To better frame my question, first consider my family still at home: Either my wife or I (not both) buys groceries once a week, at the time we believe is the least busy hour of the week. We carefully select and always use PPE based on the best information available. My son is in virtual school, and I work from home, except for rare occasions where it is necessary to go to work to perform my job, and then I follow strict social distancing and all the recommended Covid PPE and safety guidelines. We do get curbside pickup or go through the drive through a couple times a week. Otherwise, we never leave the house except for walks where we will not even be likely to encounter other pedestrians, or for essential doctor visits, or oddball one-off situations, like when we had to have a tire repair. Unfortunately this is against a backdrop of COVID-19 not being taken seriously in the surrounding community, with many acting as though there were no pandemic. Of course our strategies do really minimize encountering such people, but we can't reduce it to zero.
Now, I don't have a good feel as to whether we have reduced our risk 70%, 90%, 98%, or even to near zero compared to someone who does not take COVID-19 seriously.

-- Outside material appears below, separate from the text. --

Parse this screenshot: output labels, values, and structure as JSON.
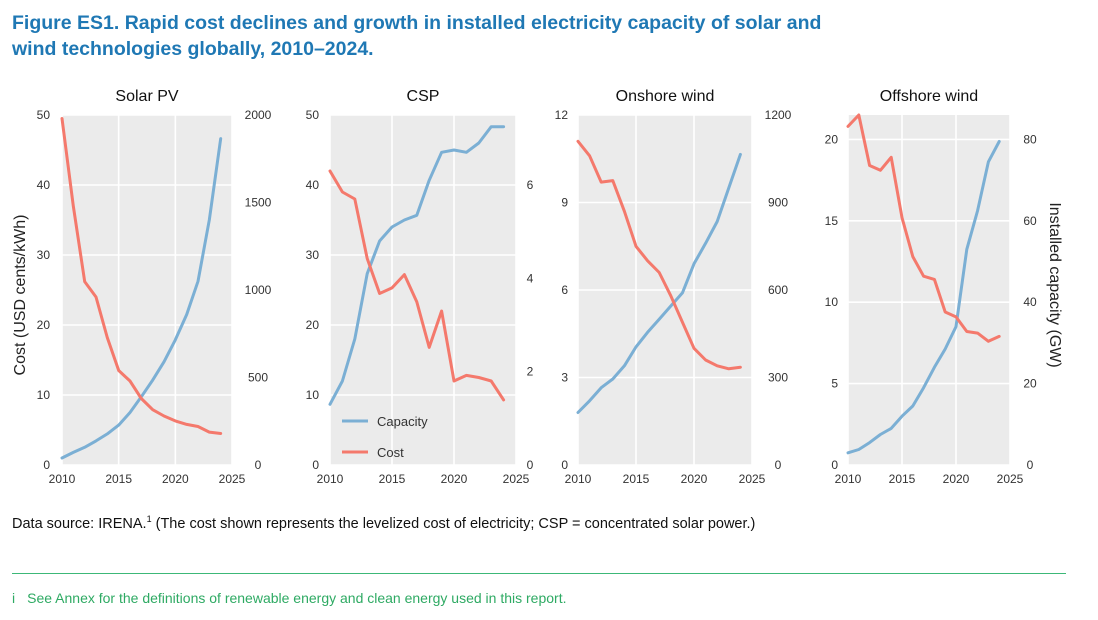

Do the experts have a good idea to what the risk would be to people with our lifestyle, or are we still at a point where there is still not enough research or information so that anyone really knows the answer to that question? If there is a good, evidence based estimate on how much the risk is reduced for a family like ours, what would that be?
And what is really the risk seeing family members you do not live with, given masks, social distancing, and other guidelines are adhered to? My personal prediction would be that it is less risky than buying groceries, but I would trust evidence that can be defended much more than my gut, and it really bothers me that an organization which is supposed to represent the gold standard for dispensing evidence based guidance makes both of those statements above without offering compelling justification as to why they should both be true.